Lauren stroked a hand gently on Bo's cheek. "You're doing so well," she encouraged. Her voice was soft and loving, and Bo felt tears come faster as she desperately tried to hang on to the sound. She felt like a child, and the sensation sent a terror through her anew that she would awake in her mother's house. "Just tell me one last one, okay? Is there anything you can taste?"

Bo opened her eyes and found the world was ever so slightly less tilted. The colors were calmer now, more in line with reality. She eagerly took another breath and centered her gaze on Lauren, feeling relief flood her that Lauren was still there, that she could still feel Lauren's hands, that she appeared to, somehow, magically, be real. She sucked in another stuttering breath and then answered, "vomit."

Lauren nodded. Behind them, they could hear Dyson and Nate continuing to argue with Bo's mother. "She has warrants," Bo said, quietly. Her eyes falling shut again as she took another breath, feeling it come slightly easier. "Can you…please can you…I need to…inside. Tell Kenzi. Call the cops."

Lauren nodded, standing and wrapping her arm around Bo to help lift her, to take on her sagging weight to help her propel her legs forward. Stumbling, lurching, they made their way towards the door. As the approached Kenzi, Lauren extended a hand to her and whispered Bo's message.

"BO! I JUST NEED YOUR HELP! BO!"

An involuntary shake rocked Bo again, and she felt Lauren hold her tighter as Bo fought the vomit back, the tears still streaming down her face as she begged every god she could ever recall hearing about to make Lauren stay real as her mother faded away.

The door to the bar swung shut behind them, submerging them in merciful silence.

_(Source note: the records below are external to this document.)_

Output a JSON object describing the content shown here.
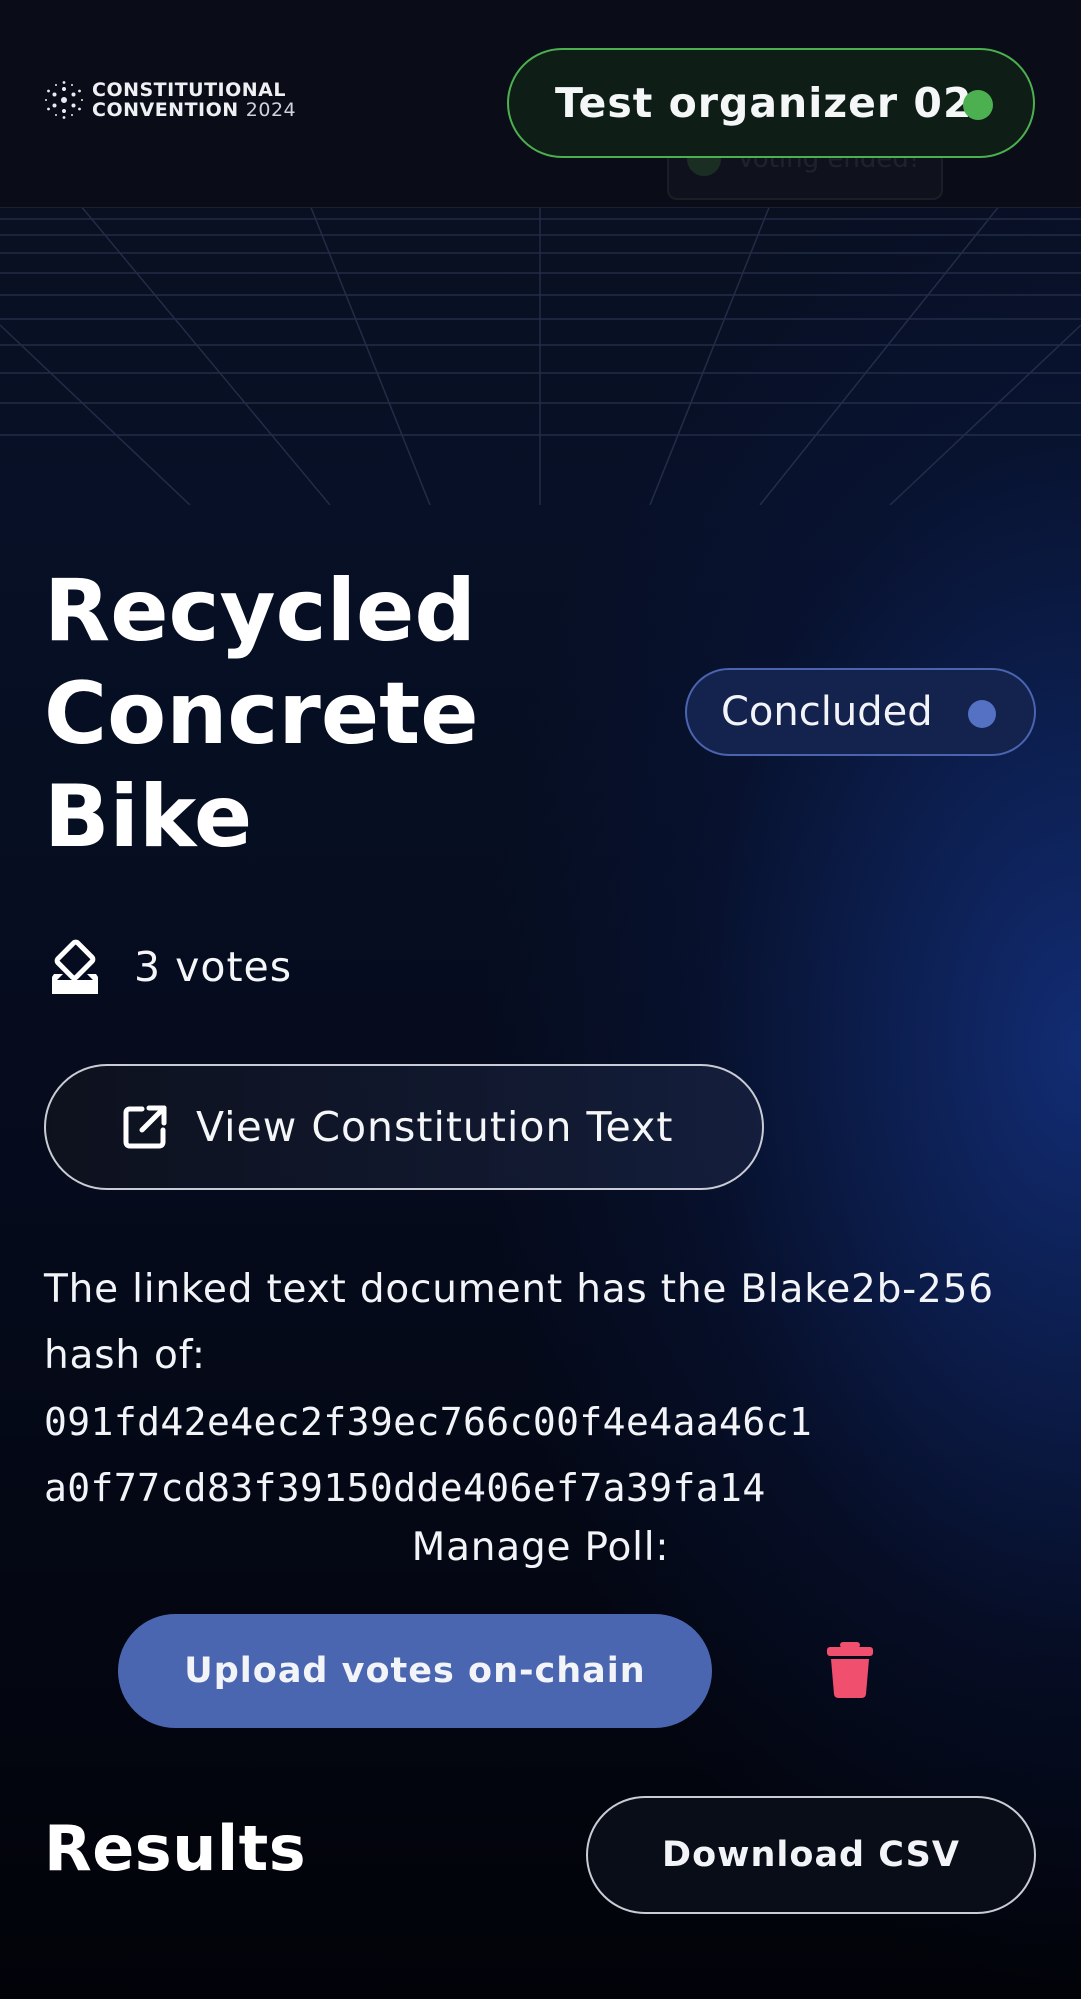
{
  "header": {
    "logo": {
      "line1": "CONSTITUTIONAL",
      "line2": "CONVENTION",
      "year": "2024",
      "icon": "cardano-logo-icon"
    },
    "organizer": {
      "label": "Test organizer 02",
      "status_color": "#4caf50"
    },
    "toast": {
      "label": "Voting ended!",
      "icon": "check-circle-icon"
    }
  },
  "poll": {
    "title": "Recycled Concrete Bike",
    "status": {
      "label": "Concluded",
      "color": "#5571c4"
    },
    "votes": {
      "label": "3 votes",
      "icon": "ballot-box-icon"
    },
    "view_button": {
      "label": "View Constitution Text",
      "icon": "external-link-icon"
    },
    "hash": {
      "intro": "The linked text document has the Blake2b-256 hash of:",
      "value": "091fd42e4ec2f39ec766c00f4e4aa46c1a0f77cd83f39150dde406ef7a39fa14"
    },
    "manage": {
      "label": "Manage Poll:",
      "upload_button": "Upload votes on-chain",
      "delete_icon": "trash-icon"
    }
  },
  "results": {
    "title": "Results",
    "download_button": "Download CSV"
  },
  "colors": {
    "accent": "#4b66b1",
    "success": "#4caf50",
    "danger": "#f0506e"
  }
}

Once inside, Kenzi crossed to the bar to called the police while Lauren sat Bo in a booth. She slid in beside her, continuing to help her through the remnants of the panic attack.

After a few minutes, or maybe hours, or maybe days, had passed, the door to the bar opened and Lauren saw Officer White, the young officer who had apparently tried to hit on her at the hospital just about a week ago, stride in. He took a glance at Lauren and Bo and stopped. Bo had not registered his presence, her eyes closed as she continued to take in air, to calm her racing heart. White gave a small smile and short nod to Lauren, and when Lauren acknowledge it with a grateful look he walked out without a word. She silently wanted to thank him for not approaching Bo to make her face her colleagues like this, but for also making sure they knew her mother was off the premises.

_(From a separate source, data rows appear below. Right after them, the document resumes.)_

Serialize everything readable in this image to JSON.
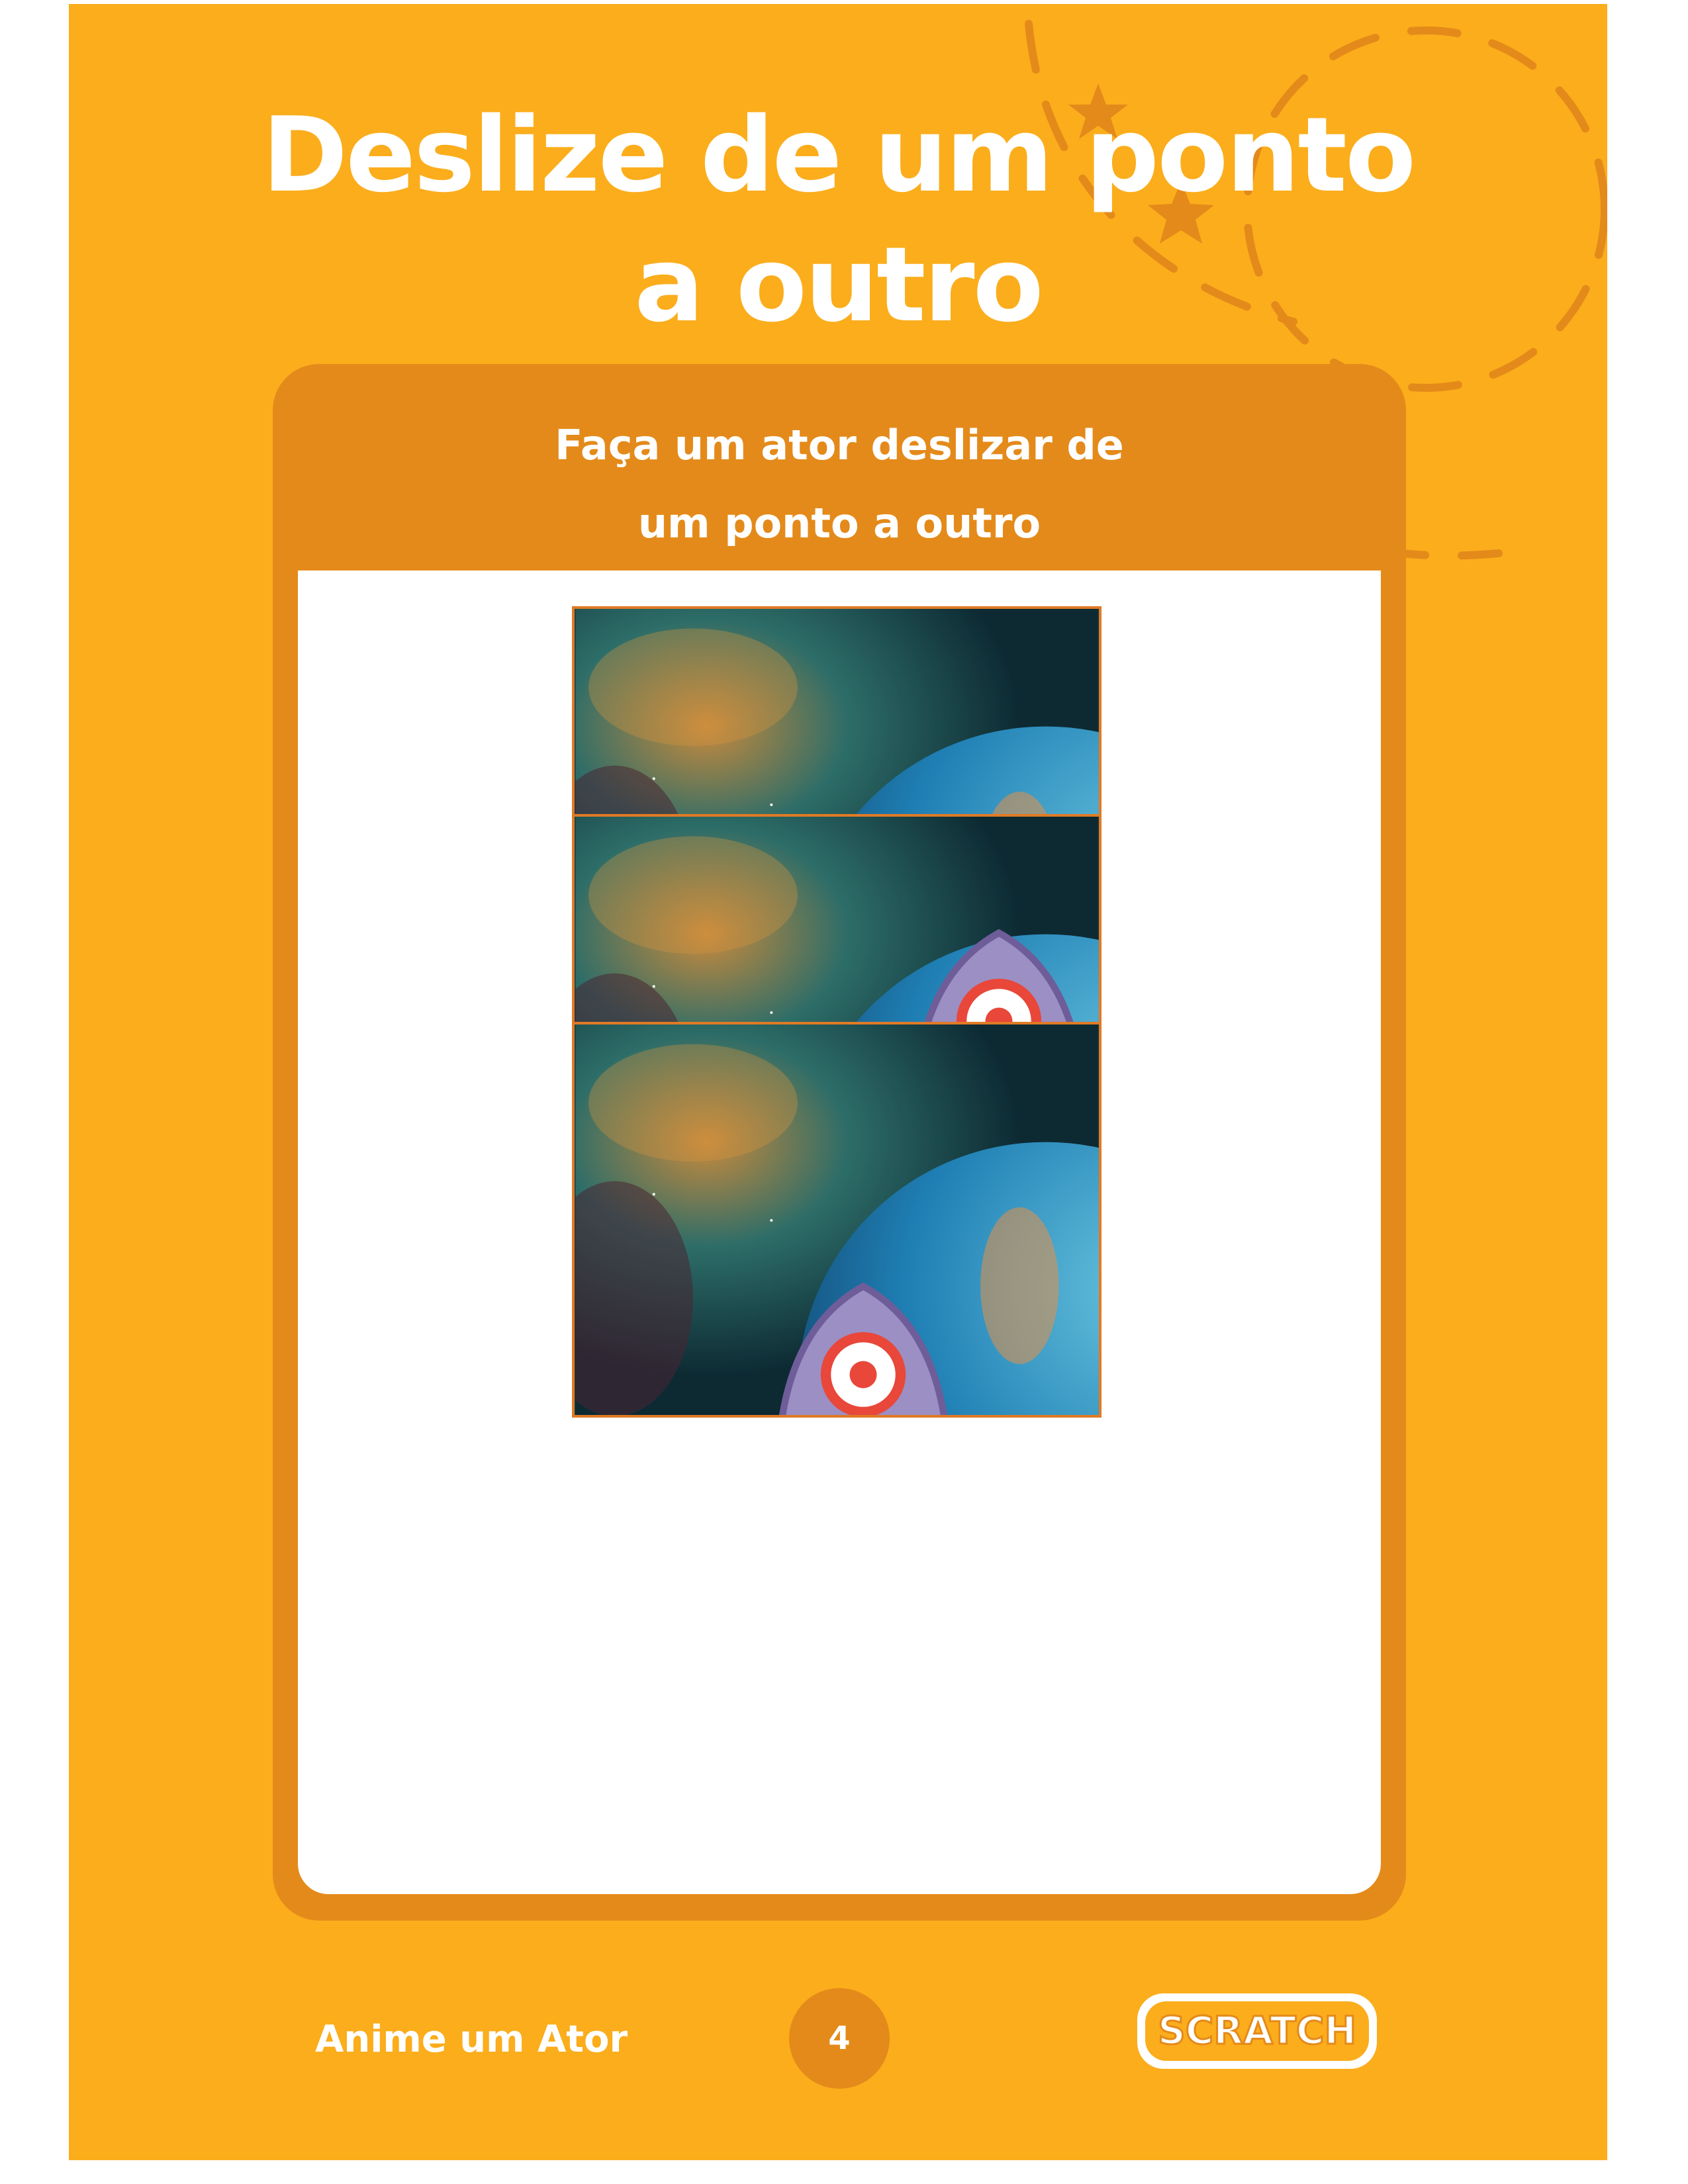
{
  "page": {
    "title_line1": "Deslize de um ponto",
    "title_line2": "a outro",
    "background_color": "#FBAD1C"
  },
  "card": {
    "header_line1": "Faça um ator deslizar de",
    "header_line2": "um ponto a outro",
    "color": "#E48A1A",
    "frames": [
      {
        "name": "rocket-top-right",
        "sprite": "rocket-icon"
      },
      {
        "name": "rocket-middle-left",
        "sprite": "rocket-icon"
      },
      {
        "name": "rocket-bottom-left",
        "sprite": "rocket-icon"
      }
    ]
  },
  "footer": {
    "label": "Anime um Ator",
    "page_number": "4",
    "logo_text": "SCRATCH"
  }
}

The panic attack now abating, Bo took another breath, wondering how she had ever taken such an amazing ability for granted as she felt her lungs expand with air. Bo sagged back against the wall, her nerves still jumping. Beside her, Lauren traced patters on Bo's arms, the touch further grounding Bo in reality. "Hey, Lauren?" Bo said, shivering slightly as the sweat dried on her skin.

She heard the exhaustion in Lauren's voice. "Yeah?"

"I think I might be ready to talk about therapy now."